Karen Ignagni (born 1954) is an American health care executive and lobbyist who is the Executive Board Chair of EmblemHealth. From September 2015 to January 2025, she was the company’s President and Chief Executive Officer. Prior to that, she was the President and Chief Executive Officer of America's Health Insurance Plans (AHIP), formerly HIAA (Health Insurance Association of America). She is often mentioned as one of the most effective lobbyists and the most powerful people in healthcare. She is involved in health care reform in the United States, working to benefit health insurance companies.

==Background==
Ignagni grew up in Providence with her brother Robert, where her father was a fireman and mother worked at the city hall. She graduated from the Providence College, where she majored in political science, and from Loyola College Executive MBA program.

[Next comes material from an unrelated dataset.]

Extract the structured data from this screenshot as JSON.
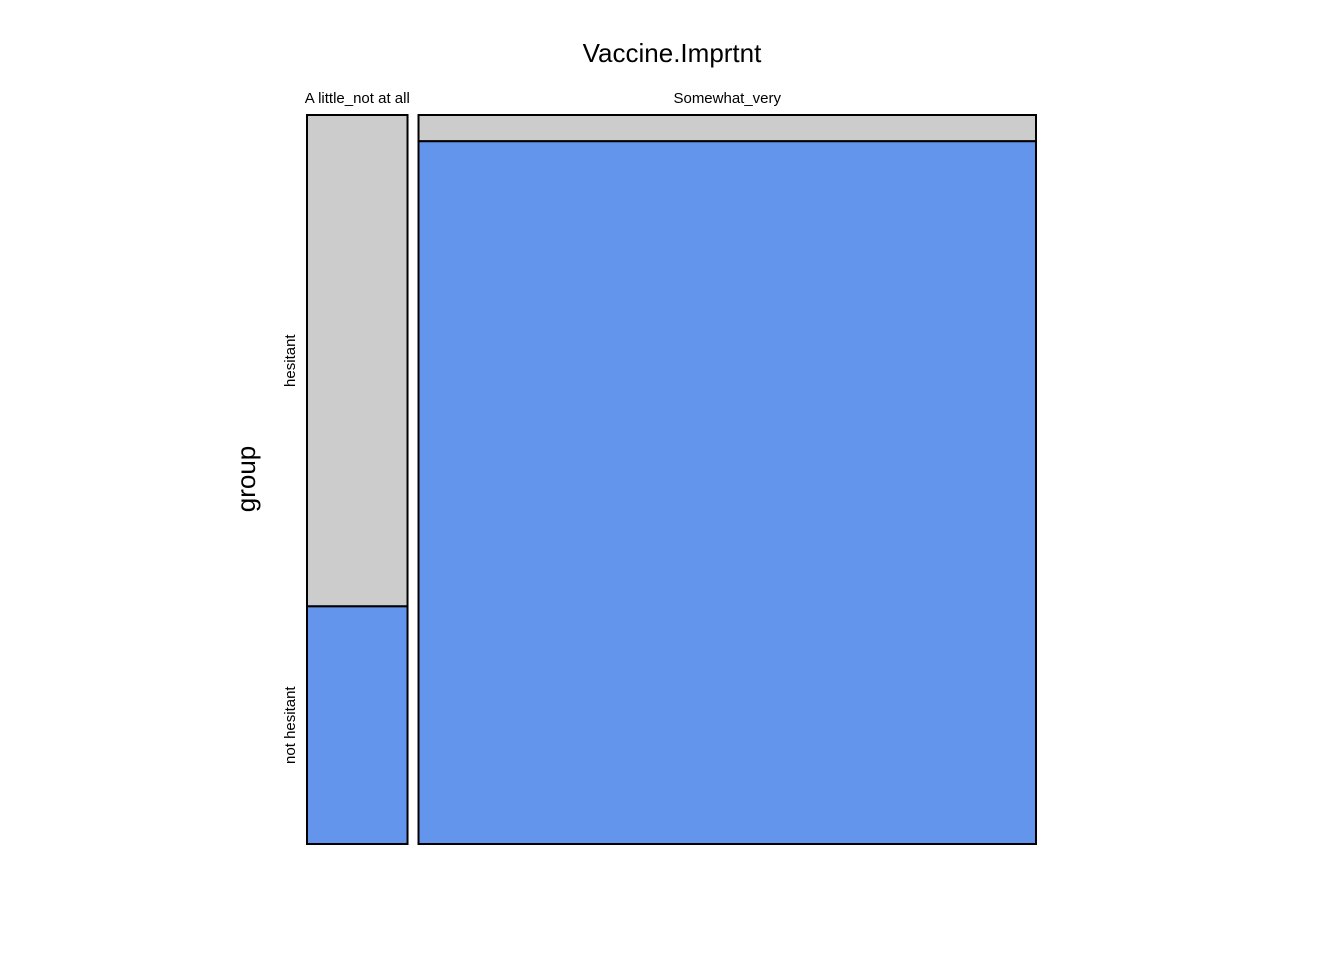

Ignagni led the American Association of Health Plans (AAHP) from 1993 until 2003 when it merged with the Health Insurance Association of America. Before joining AAHP, she was a director of the AFL-CIO's Department of Employee Benefits. Previously she worked in the U.S. Senate Labor and Human Resources Committee, the U.S. Department of Health and Human Services, and as a staffer for Senator Claiborne Pell.

Ignagni wrote articles on health care policy issues in The New York Times, USA Today, the New York Daily News, and New England Journal of Medicine, among others. She sits advisory groups and boards including the Board of the National Academy of Social Insurance, the Partnership for Prevention, and the Bryce Harlow Foundation.

=== Recognition ===

She received the Second Century Award for Excellence in Health Care. George Magazine listed her among 50 Most Powerful People in Politics. The New York Times wrote in 1999 that "in a city teeming with health care lobbyists, Ms. Ignagni is widely considered one of the most effective. She blends a detailed knowledge of health policy with an intuitive feel for politics." The Hill newspaper included her among Washington's most effective lobbyists in 2004. She is also an occasional object of derision, such as when Health Care for America Now group awarded Ignagni a "protector of profits" award.